Quality Improvement
Kevin M. Sullivan, MD
Fellow
City of Hope
Pasadena, California, United States
Disclosure: I do not have any relevant financial / non-financial relationships with any proprietary interests.
Over the last two decades, the popularity of Medicare Advantage (MA) plans has increased with more than a third of older (65 years and greater) Americans now enrolled in MA plans. In contrast to traditional Medicare (TM), MA plans mitigate costs by limiting utilization to certain contracted, in-network providers and by requiring prior authorization for specialist referrals. Our prior work identified significant gaps in MA plan coverage for high-volume cancer surgery. Here, we sought to compare the impact of MA plan enrollment (vs. TM) on access to high-volume complex cancer surgery and long-term overall survival (OS).
Methods:
We performed a retrospective analysis from 2000-2012 using the Office of Statewide Health Planning Inpatient Database (OSHPD) linked to the California Cancer Registry (CCR). Patients 65 years or older, undergoing elective inpatient curative-intent cancer surgery for stage 1-3 cancers of the lung, esophagus, stomach, pancreas, colon, and rectum were included.
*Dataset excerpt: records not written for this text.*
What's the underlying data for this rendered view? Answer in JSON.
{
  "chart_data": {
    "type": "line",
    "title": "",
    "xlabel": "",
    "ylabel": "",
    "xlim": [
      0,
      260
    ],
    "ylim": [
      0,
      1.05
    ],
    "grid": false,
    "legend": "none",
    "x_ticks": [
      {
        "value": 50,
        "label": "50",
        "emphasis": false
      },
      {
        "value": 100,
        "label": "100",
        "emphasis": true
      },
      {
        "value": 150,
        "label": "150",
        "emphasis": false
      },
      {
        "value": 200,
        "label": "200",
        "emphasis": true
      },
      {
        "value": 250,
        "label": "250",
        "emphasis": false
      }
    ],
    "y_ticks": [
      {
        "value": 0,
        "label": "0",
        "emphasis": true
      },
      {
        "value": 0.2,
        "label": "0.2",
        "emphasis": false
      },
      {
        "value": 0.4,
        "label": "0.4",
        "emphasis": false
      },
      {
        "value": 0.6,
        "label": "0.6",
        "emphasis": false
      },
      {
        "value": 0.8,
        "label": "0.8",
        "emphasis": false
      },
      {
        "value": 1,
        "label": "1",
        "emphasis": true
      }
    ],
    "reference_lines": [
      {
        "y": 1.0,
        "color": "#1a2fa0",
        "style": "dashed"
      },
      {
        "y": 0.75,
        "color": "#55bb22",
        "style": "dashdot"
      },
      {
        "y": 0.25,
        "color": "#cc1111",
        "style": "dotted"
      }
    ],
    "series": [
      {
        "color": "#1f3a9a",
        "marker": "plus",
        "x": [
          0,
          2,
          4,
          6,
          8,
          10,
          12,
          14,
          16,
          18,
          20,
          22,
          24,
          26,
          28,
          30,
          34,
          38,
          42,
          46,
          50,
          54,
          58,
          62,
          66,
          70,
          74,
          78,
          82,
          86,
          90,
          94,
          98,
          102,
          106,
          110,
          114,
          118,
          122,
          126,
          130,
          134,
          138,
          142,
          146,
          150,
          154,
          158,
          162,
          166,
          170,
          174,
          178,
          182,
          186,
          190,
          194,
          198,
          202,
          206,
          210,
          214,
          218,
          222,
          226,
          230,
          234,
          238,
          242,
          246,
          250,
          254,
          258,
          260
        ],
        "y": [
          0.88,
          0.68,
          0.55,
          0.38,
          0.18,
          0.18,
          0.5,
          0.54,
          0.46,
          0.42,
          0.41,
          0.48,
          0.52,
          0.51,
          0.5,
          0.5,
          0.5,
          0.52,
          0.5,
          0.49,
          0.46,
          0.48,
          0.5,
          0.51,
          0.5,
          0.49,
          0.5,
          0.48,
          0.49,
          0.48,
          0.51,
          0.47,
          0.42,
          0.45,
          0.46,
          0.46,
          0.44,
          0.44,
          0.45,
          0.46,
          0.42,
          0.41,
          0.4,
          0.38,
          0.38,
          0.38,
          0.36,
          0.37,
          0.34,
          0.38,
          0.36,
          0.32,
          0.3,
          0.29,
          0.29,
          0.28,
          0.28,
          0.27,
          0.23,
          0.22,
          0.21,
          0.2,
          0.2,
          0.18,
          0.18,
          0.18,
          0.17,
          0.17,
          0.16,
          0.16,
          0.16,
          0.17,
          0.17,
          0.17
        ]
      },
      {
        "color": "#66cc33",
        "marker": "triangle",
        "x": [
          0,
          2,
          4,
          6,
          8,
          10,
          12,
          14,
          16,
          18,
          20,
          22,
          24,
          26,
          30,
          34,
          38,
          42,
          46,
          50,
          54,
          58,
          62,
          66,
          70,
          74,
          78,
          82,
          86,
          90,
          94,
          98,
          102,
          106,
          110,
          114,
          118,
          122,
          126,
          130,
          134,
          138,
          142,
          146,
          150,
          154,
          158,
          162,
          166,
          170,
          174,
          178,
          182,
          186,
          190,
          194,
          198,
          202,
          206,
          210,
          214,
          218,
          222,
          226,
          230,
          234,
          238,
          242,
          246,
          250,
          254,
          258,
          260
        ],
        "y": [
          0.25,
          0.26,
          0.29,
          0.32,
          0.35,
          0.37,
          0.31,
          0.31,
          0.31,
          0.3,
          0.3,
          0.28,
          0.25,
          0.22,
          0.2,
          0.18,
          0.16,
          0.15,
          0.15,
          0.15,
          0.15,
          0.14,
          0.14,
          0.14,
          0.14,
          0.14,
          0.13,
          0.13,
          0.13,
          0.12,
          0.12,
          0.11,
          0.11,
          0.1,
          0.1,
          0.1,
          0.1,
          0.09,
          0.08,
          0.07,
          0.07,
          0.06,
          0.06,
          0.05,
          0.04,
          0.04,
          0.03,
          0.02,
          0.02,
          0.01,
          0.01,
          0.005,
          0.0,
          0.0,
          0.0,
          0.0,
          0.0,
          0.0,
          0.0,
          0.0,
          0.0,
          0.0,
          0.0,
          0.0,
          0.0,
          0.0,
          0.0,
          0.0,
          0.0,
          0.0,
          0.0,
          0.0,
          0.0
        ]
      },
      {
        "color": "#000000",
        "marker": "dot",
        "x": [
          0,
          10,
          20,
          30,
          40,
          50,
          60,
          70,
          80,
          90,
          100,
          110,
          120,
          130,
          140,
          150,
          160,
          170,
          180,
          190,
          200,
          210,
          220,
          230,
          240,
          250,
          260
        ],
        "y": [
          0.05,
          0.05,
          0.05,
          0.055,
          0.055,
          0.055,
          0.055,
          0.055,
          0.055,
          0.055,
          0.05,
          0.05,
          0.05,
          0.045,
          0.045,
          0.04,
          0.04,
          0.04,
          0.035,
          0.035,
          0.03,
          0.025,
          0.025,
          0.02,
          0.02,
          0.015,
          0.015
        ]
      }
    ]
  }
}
Multivariate Cox proportional hazard model was used to assess the impact of insurance status on OS.
Results:
A total of 67,580 Medicare beneficiaries met inclusion criteria comprising 14,545 lung resections, 1,833 esophagectomies, 3,567 gastrectomies, 2,132 pancreatectomies, 36,336 colectomies, and 9,167 proctectomies. Compared to TM, MA beneficiaries undergoing lung, esophagus, stomach, and pancreas resections were significantly less likely to have surgery at a high-volume center (Table 1). On multivariate analysis, after controlling for age, comorbidities and stage, MA beneficiaries had worse OS compared to TM when undergoing lung (hazard ratio [HR] 1.07; p=0.002), stomach (HR 1.12; p=0.035), and pancreas (HR 1.12; p=0.01) resections.
Conclusions:
Compared to TM, MA enrollment was associated with a lower probability of surgery at high volume center for lung, esophagus, stomach, or pancreas resection. Consequently, MA plan enrolment (vs. TM) was independently associated with worse overall survival for lung, stomach, or pancreas resections. Based on these findings, access to high volume complex cancer surgery should be prioritized in MA plans.